As explained in greater detail later in the report, these economic and tax benefit projections understate the impact of raising achievement gaps for at least four reasons. First, under scenarios one and three, they assume that educational achievement improvements are limited to children in the lower three quartiles of socioeconomic status, but in the real world policies that increase these children’s educational achievement are likely to improve all children’s achievement and further enhance growth.

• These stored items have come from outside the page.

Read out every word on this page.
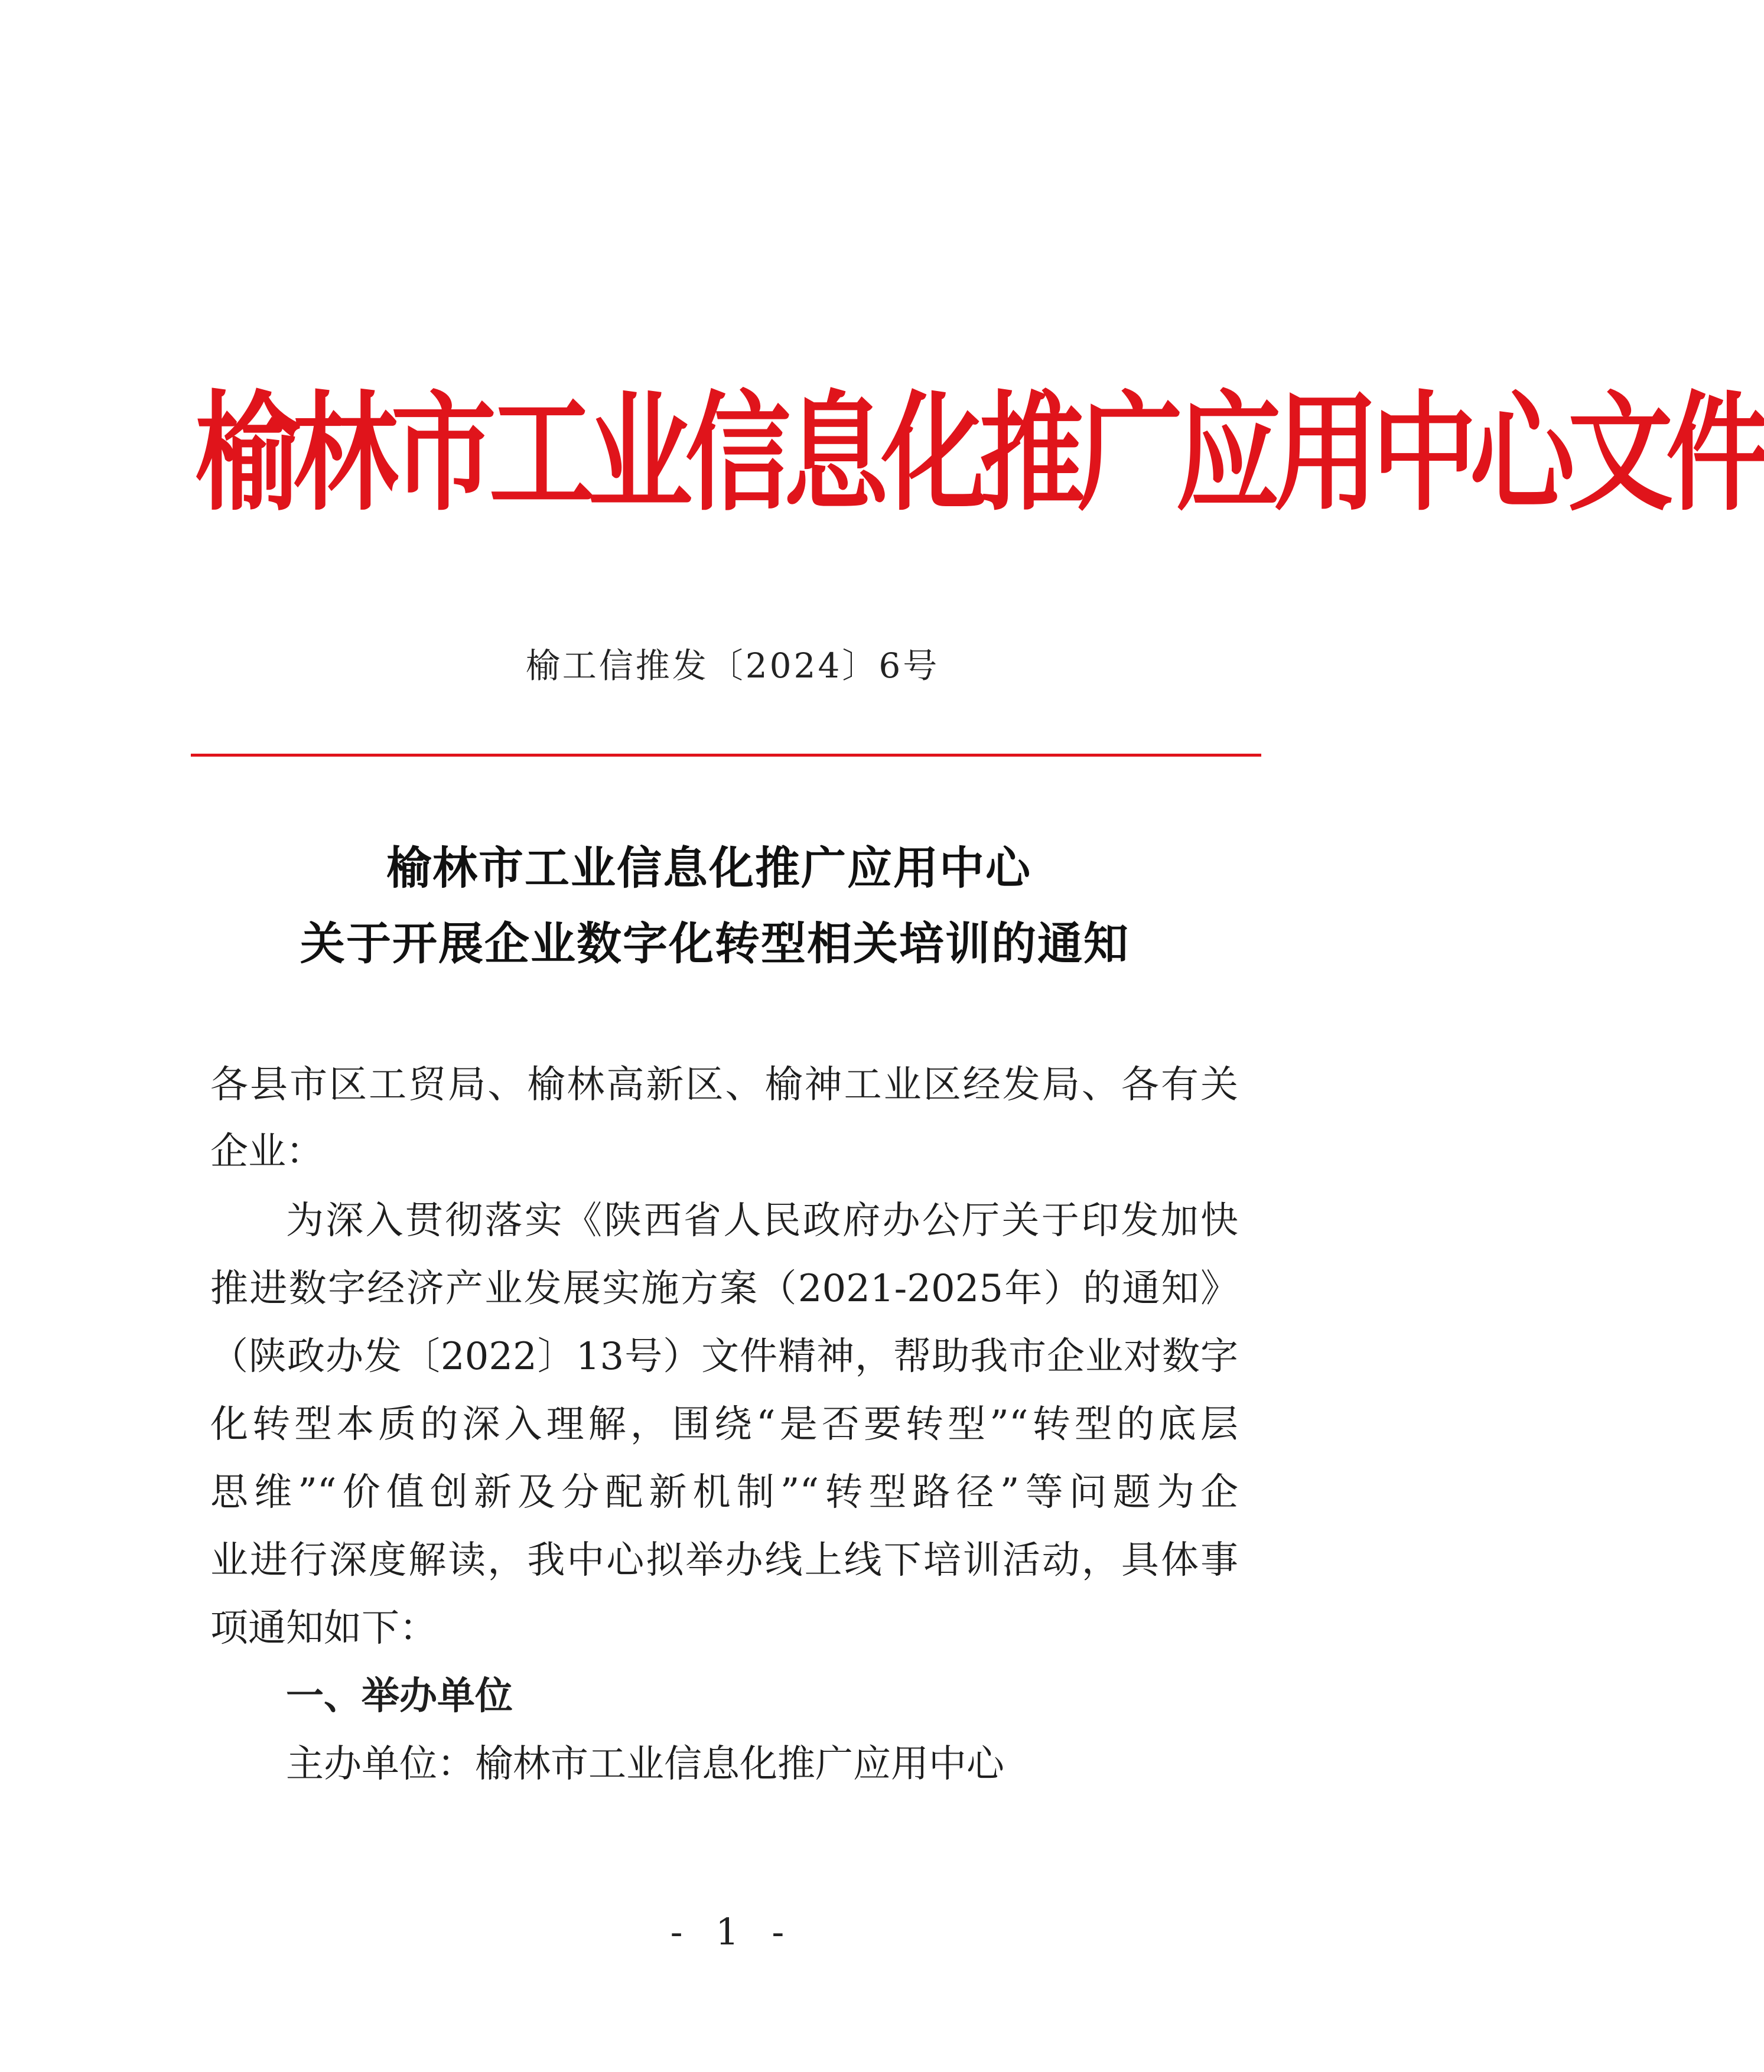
榆林市工业信息化推广应用中心文件
榆工信推发〔2024〕6号
榆林市工业信息化推广应用中心
关于开展企业数字化转型相关培训的通知
各县市区工贸局、榆林高新区、榆神工业区经发局、各有关
企业：
为深入贯彻落实《陕西省人民政府办公厅关于印发加快
推进数字经济产业发展实施方案（2021-2025年）的通知》
（陕政办发〔2022〕13号）文件精神，帮助我市企业对数字
化转型本质的深入理解，围绕“是否要转型”“转型的底层
思维”“价值创新及分配新机制”“转型路径”等问题为企
业进行深度解读，我中心拟举办线上线下培训活动，具体事
项通知如下：
一、举办单位
主办单位：榆林市工业信息化推广应用中心
- 1 -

Second, the model does not take into account any of the social benefits—such as better health outcomes—that are likely to occur as a result of educational improvement. Third, the model may be understating growth effects because it assumes that improvements in the educational achievement of children in the bottom three quartiles of socioeconomic status have the same impact on growth as do equal sized improvements in the educational achievement of the average child. Yet there is evidence that raising skills at the bottom improves growth more than raising skills at the top. Finally, the model does not calculate the potential positive effects on children born to future parents who, because of improved academic achievement, will have higher incomes and thus be able to provide them better educational opportunities.
If the model properly accounted for all of these factors, the benefits of improving educational achievement would be larger than those estimated in this study. Yet by a similar logic, the projections overstate the reductions in economic inequality. Helping the most disadvantaged students improve their educational outcomes will likely improve the educational outcomes of all children and thus raise the incomes of the most advantaged children as well as temper reductions in income inequality.

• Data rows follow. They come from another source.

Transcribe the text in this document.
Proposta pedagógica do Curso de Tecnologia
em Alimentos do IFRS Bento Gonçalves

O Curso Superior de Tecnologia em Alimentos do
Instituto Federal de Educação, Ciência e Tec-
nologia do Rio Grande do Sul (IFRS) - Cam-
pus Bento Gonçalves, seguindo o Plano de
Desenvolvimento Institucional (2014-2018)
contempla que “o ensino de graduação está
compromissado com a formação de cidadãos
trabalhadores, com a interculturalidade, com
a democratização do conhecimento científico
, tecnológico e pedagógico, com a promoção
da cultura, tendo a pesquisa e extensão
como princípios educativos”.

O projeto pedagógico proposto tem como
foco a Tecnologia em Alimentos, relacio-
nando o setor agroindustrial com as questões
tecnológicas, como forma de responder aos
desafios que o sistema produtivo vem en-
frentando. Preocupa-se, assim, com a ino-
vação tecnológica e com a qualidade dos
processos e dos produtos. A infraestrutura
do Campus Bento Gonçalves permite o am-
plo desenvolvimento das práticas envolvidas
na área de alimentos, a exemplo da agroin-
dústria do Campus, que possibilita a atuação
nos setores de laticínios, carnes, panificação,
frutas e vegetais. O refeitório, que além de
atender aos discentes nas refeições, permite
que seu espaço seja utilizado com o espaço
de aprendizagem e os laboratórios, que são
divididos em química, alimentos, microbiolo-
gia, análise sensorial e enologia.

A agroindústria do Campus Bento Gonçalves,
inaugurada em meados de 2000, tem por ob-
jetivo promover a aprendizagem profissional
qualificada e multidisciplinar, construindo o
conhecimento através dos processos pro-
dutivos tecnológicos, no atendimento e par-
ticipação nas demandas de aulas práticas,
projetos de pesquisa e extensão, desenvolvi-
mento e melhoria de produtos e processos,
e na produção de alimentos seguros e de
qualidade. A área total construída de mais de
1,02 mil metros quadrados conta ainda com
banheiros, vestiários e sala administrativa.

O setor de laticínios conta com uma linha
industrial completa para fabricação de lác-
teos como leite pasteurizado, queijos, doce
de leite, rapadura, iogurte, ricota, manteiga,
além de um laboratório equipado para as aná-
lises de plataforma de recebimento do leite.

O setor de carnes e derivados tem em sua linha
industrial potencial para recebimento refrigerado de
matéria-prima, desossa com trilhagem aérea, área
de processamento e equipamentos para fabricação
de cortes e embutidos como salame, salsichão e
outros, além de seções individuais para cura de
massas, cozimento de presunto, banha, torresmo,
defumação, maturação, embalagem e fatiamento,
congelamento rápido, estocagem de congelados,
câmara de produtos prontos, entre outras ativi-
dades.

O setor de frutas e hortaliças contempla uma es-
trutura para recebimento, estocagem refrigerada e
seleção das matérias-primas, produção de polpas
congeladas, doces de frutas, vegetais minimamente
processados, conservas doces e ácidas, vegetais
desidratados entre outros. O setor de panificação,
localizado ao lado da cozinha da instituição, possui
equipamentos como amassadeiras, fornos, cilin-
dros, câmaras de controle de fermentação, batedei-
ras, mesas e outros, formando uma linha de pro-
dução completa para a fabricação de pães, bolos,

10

Closing the socioeconomic gaps in education
The potential economic gains described above illustrate in stark terms the waste of human talent and opportunity that we risk if achievement is not raised and gaps are not narrowed. They also suggest the magnitude of the public investments we should be willing to make now and in the decades to come to achieve these goals. Even from a narrow budgetary perspective, the tax revenue gains this study forecasts suggest that many investments to raise achievement and close educational achievement gaps could amply pay for themselves in the long run.
The report provides numerous examples of effective public policy strategies that promote equitable growth to illustrate that there are many ways of doing so, though their details are left to future research. Broadly, these public policy strategies fall into three categories:
- Early childhood care and education
- Criminal justice reform
- Family friendly workplaces
Completely closing socioeconomic-based educational achievement gaps will not happen instantly, but we can begin to narrow them immediately. As the report details, we already know many of the reasons these gaps exist and policies that can help close them. Thus, we can begin to experience some of the economic gains described in this report as policies that successfully narrow achievement gaps are implemented. Raising achievement and closing socioeconomic-based educational gaps is about not only reducing the degree of inequality in our society and promoting more widely shared economic growth but also inducing faster economic growth. In short, it is about promoting equitable growth.